The rumour mill is working overtime in the French business world and at Renault, where the carmaker's CEO Carlos Ghosn is fighting to keep his job after the fiasco of false espionage allegations saw three top executives fired on false pretences. Officially all is well, but Ghosn now faces a fierce battle against those determined to have his head for other reasons, not least French President Nicolas Sarkozy. Martine Orange and Laurent Mauduit report on the malaise surrounding the man at the wheel of one of France's industrial giants.
The forced resignation in April of Renault's Chief Operating Officer (COO), Patrick Pelata, put an official closure, in a corporate communications sense, on the industrial espionage scandal that had rocked French car-maker Renault since the beginning of the year.
Pelata, second in command behind CEO Carlos Ghosn, took the ultimate blame for the affair in which three of the company's executives, including one member of its management committee, were falsely accused of selling, via bribes paid to foreign bank accounts, secret information, notably about Renault's electric car development programme, to a third party which media rumours, fed by government officials, suggested were Chinese.
French industry minister Eric Besson was quick to denounce "economic warfare" being waged on one of France's leading industrial giants. Carlos Ghosn said there were "multiple" findings that indicated the espionage about which he was "sure". He insisted that the company's internal investigation into the case was "irreproachable" in legal terms.
But in March, after an investigation launched by the French domestic intelligence service, the DCRI, the affair was pronounced a hoax and the three men were totally cleared of any wrongdoing.
The three executives have received compensation, and one of them has accepted an offer to rejoin the company. An internal report on the false espionage scandal, carried out by the audit agency Bearing Point, has been presented as the final word on the issue. Renault has now sacked its security director Rémy Pagnie and two of his senior staff, Dominique Gevrey and Marc Tixador, who are collectively suspected of orchestrating the hoax to defraud Renault of payments to supposed informers. The three are now the subject of an ongoing judicial investigation.
The matter was officially put to rest during a well-orchestrated Renault annual general meeting in Paris on April 29th. Ghosn, 57, who is also CEO of Renault's partner Nissan, largely escaped unscathed, announcing to shareholders that the company was reviewing and reforming the internal procedures that failed in the fiasco.
But the manner in which the events have been concluded has left many feeling deep unease. As the Financial Times reported in March: "The company looks paranoid and careless, hardly the best image for a national symbol. The government is furious, the unions are stirring up, rivals must be gloating, and one wonders what will now happen to internal morale."
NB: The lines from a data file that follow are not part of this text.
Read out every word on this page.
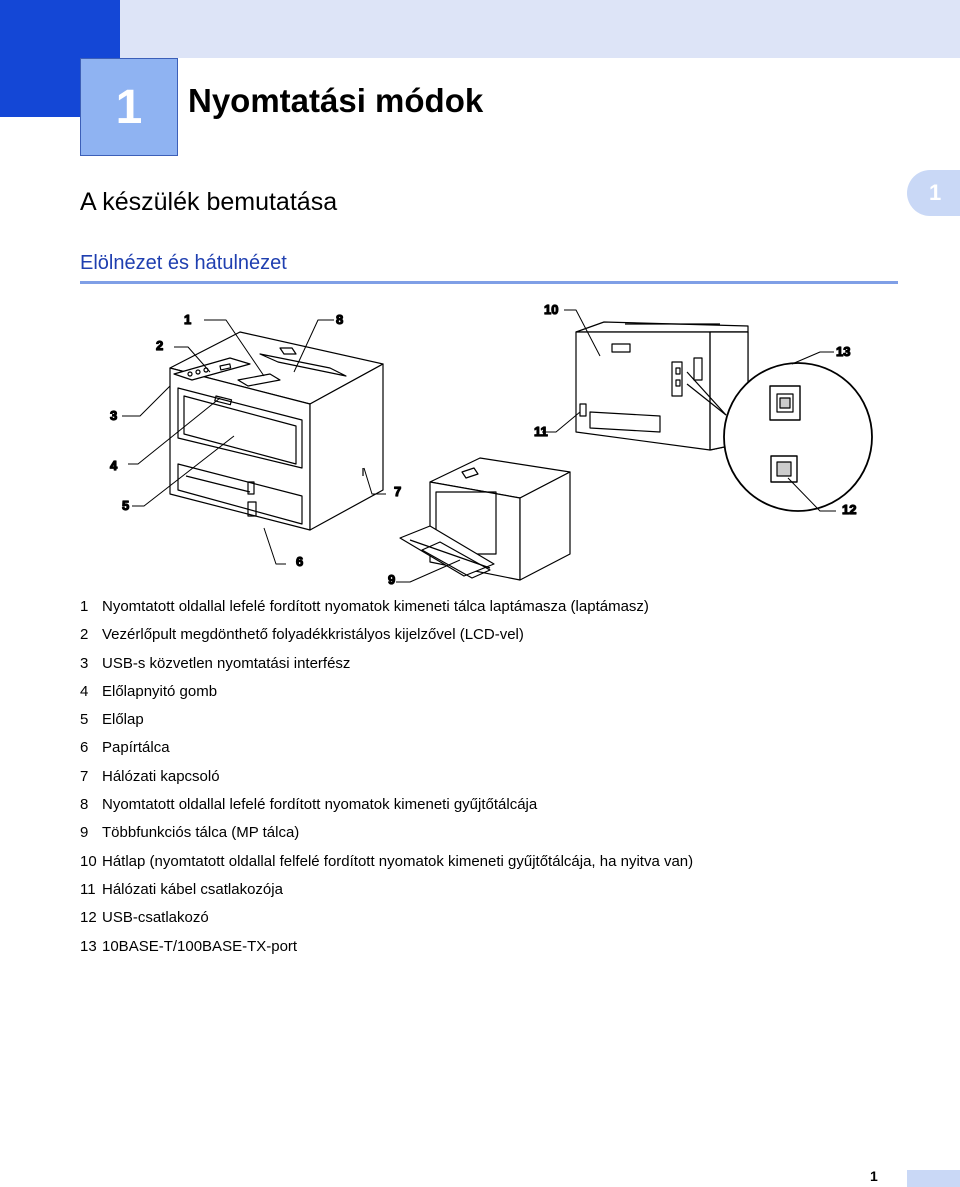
1	Nyomtatási módok
A készülék bemutatása	1
Elölnézet és hátulnézet
1
2
3
4
5
6
7
8
9
10
11
12
13
1 Nyomtatott oldallal lefelé fordított nyomatok kimeneti tálca laptámasza (laptámasz)
2 Vezérlőpult megdönthető folyadékkristályos kijelzővel (LCD-vel)
3 USB-s közvetlen nyomtatási interfész
4 Előlapnyitó gomb
5 Előlap
6 Papírtálca
7 Hálózati kapcsoló
8 Nyomtatott oldallal lefelé fordított nyomatok kimeneti gyűjtőtálcája
9 Többfunkciós tálca (MP tálca)
10 Hátlap (nyomtatott oldallal felfelé fordított nyomatok kimeneti gyűjtőtálcája, ha nyitva van)
11 Hálózati kábel csatlakozója
12 USB-csatlakozó
13 10BASE-T/100BASE-TX-port
1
One board member, speaking anonymously to Mediapart, likened the situation to that of the bank Société Générale and its chairman Daniel Bouton after trader Jerôme Kerviel ran up 4.9 billion euros in losses through risky trade dealings.
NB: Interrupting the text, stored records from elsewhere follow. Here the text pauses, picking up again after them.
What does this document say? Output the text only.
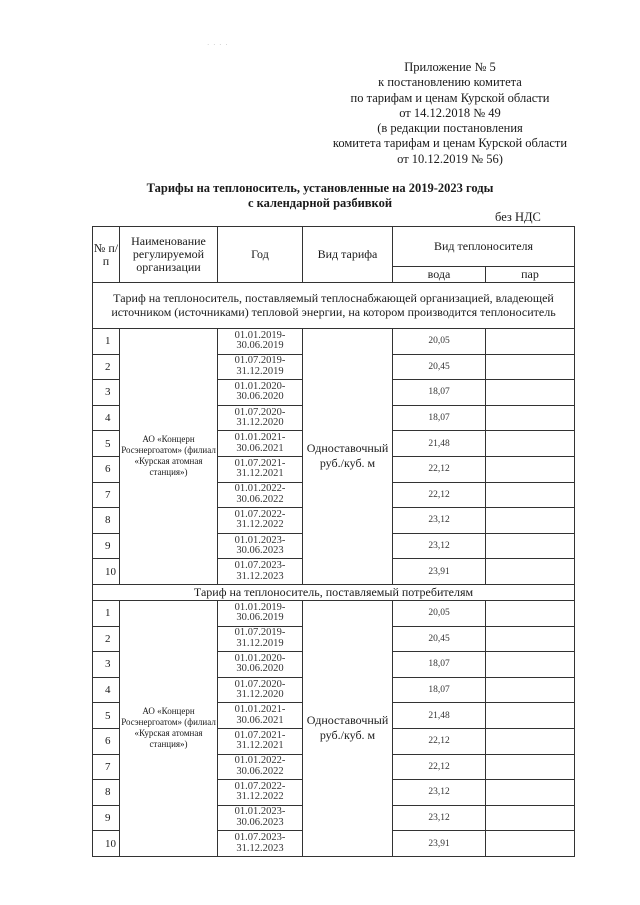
· · · ·
Приложение № 5
к постановлению комитета
по тарифам и ценам Курской области
от 14.12.2018 № 49
(в редакции постановления
комитета тарифам и ценам Курской области
от 10.12.2019 № 56)
Тарифы на теплоноситель, установленные на 2019-2023 годы
с календарной разбивкой
без НДС
№ п/п	Наименование регулируемой организации	Год	Вид тарифа	Вид теплоносителя	
				вода	пар
Тариф на теплоноситель, поставляемый теплоснабжающей организацией, владеющей источником (источниками) тепловой энергии, на котором производится теплоноситель					
1	АО «Концерн Росэнергоатом» (филиал «Курская атомная станция»)	01.01.2019-30.06.2019	Одноставочный руб./куб. м	20,05	
2		01.07.2019-31.12.2019		20,45	
3		01.01.2020-30.06.2020		18,07	
4		01.07.2020-31.12.2020		18,07	
5		01.01.2021-30.06.2021		21,48	
6		01.07.2021-31.12.2021		22,12	
7		01.01.2022-30.06.2022		22,12	
8		01.07.2022-31.12.2022		23,12	
9		01.01.2023-30.06.2023		23,12	
10		01.07.2023-31.12.2023		23,91	
Тариф на теплоноситель, поставляемый потребителям					
1	АО «Концерн Росэнергоатом» (филиал «Курская атомная станция»)	01.01.2019-30.06.2019	Одноставочный руб./куб. м	20,05	
2		01.07.2019-31.12.2019		20,45	
3		01.01.2020-30.06.2020		18,07	
4		01.07.2020-31.12.2020		18,07	
5		01.01.2021-30.06.2021		21,48	
6		01.07.2021-31.12.2021		22,12	
7		01.01.2022-30.06.2022		22,12	
8		01.07.2022-31.12.2022		23,12	
9		01.01.2023-30.06.2023		23,12	
10		01.07.2023-31.12.2023		23,91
"The situation cannot remain as it is," said the board member. "It's like allowing Daniel Bouton to run the Société Générale after the Kerviel affair. The board chose not to take any action on the spot. But the question of maintaining Ghosn as head of Renault remains. Eventually, the board members will have to act, because Ghosn cannot stay."
"Several Renault board members find that Carlos Ghosn got off too lightly," the source continued. "He is the real person responsible for the scandal. He even accepted his role on [Editor's note: television channel] TF1. He should have been fired after such a scandal. Patrick Pelata was sacrificed for the‘reason of state'. But we have got rid of the real operational head, who is much more useful to Renault than Carlos Ghosn."
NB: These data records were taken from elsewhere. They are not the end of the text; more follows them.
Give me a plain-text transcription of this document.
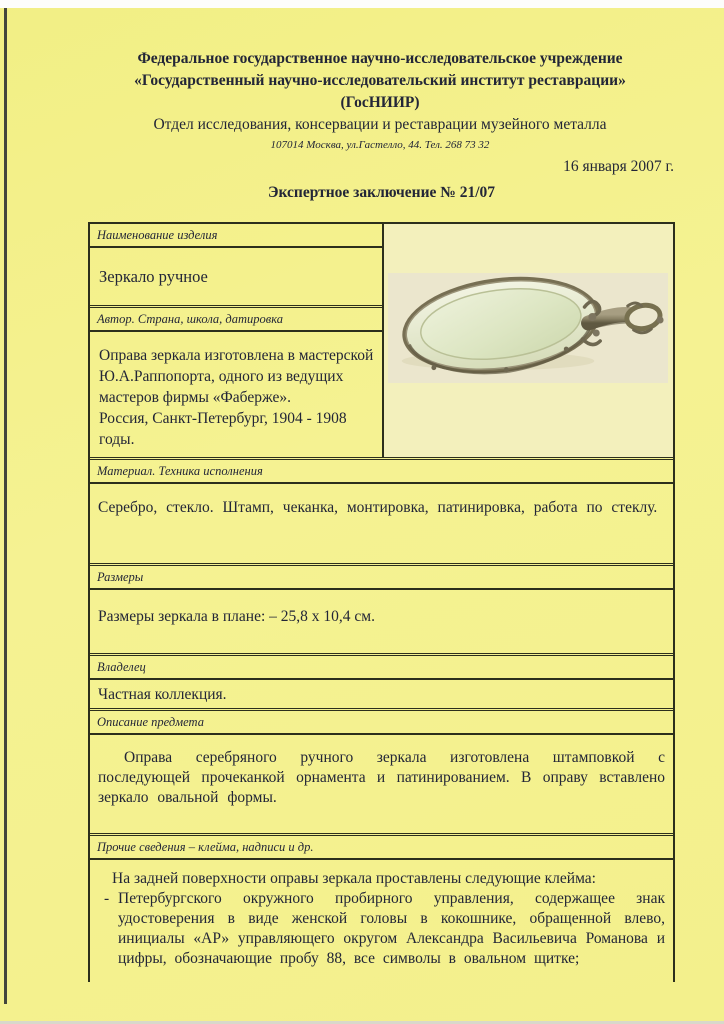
Федеральное государственное научно-исследовательское учреждение
«Государственный научно-исследовательский институт реставрации»
(ГосНИИР)
Отдел исследования, консервации и реставрации музейного металла
107014 Москва, ул.Гастелло, 44. Тел. 268 73 32
16 января 2007 г.
Экспертное заключение № 21/07
Наименование изделия
Зеркало ручное
Автор. Страна, школа, датировка

Оправа зеркала изготовлена в мастерской Ю.А.Раппопорта, одного из ведущих мастеров фирмы «Фаберже».

Россия, Санкт-Петербург, 1904 - 1908 годы.

Материал. Техника исполнения
Серебро, стекло. Штамп, чеканка, монтировка, патинировка, работа по стеклу.
Размеры
Размеры зеркала в плане: – 25,8 х 10,4 см.
Владелец
Частная коллекция.
Описание предмета
Оправа серебряного ручного зеркала изготовлена штамповкой с последующей прочеканкой орнамента и патинированием. В оправу вставлено зеркало овальной формы.
Прочие сведения – клейма, надписи и др.

На задней поверхности оправы зеркала проставлены следующие клейма:

- Петербургского окружного пробирного управления, содержащее знак удостоверения в виде женской головы в кокошнике, обращенной влево, инициалы «АР» управляющего округом Александра Васильевича Романова и цифры, обозначающие пробу 88, все символы в овальном щитке;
But the attacks on Ghosn can be heard well beyond the boardroom. Once considered above criticism, the rising star who turned around Nissan's fortunes before taking the helm at Renault, he is now the subject of an active rumour mill swirling amid the world of Paris business leaders.
Ghosn has never been a member of those elite social circles comprised of the top executives of French industry, meeting informally at clubs and concerts, or for ceremonies when one of them collects the Legion d'honneur, France's civil merit award. Ghosn is more of a cosmopolite, part of the international set, and is not shy in letting it be known that he is a target for recruitment by other large automobile companies around the world, including in the US. He is known to have little time for his peers strutting around the closed world of the Parisian business elite.
This distance with them has been interpreted as contempt, and has fed animosity and jealousy. At a time when business leaders claim to be the target of hostile scrutiny by the media and public opinion over the size of their income, Ghosn has until now largely escaped any such inquisition, while being the highest-paid of them all, earning 9.4 million euros per year. For years he had managed to keep this confidential, by not publicising the 8 million euros earned from his joint position as chief executive of Nissan in Japan, which merged with Renault in 19991.
1: Renault holds 44.4% of Nissan stock, while Nissan holds 15% of Renault.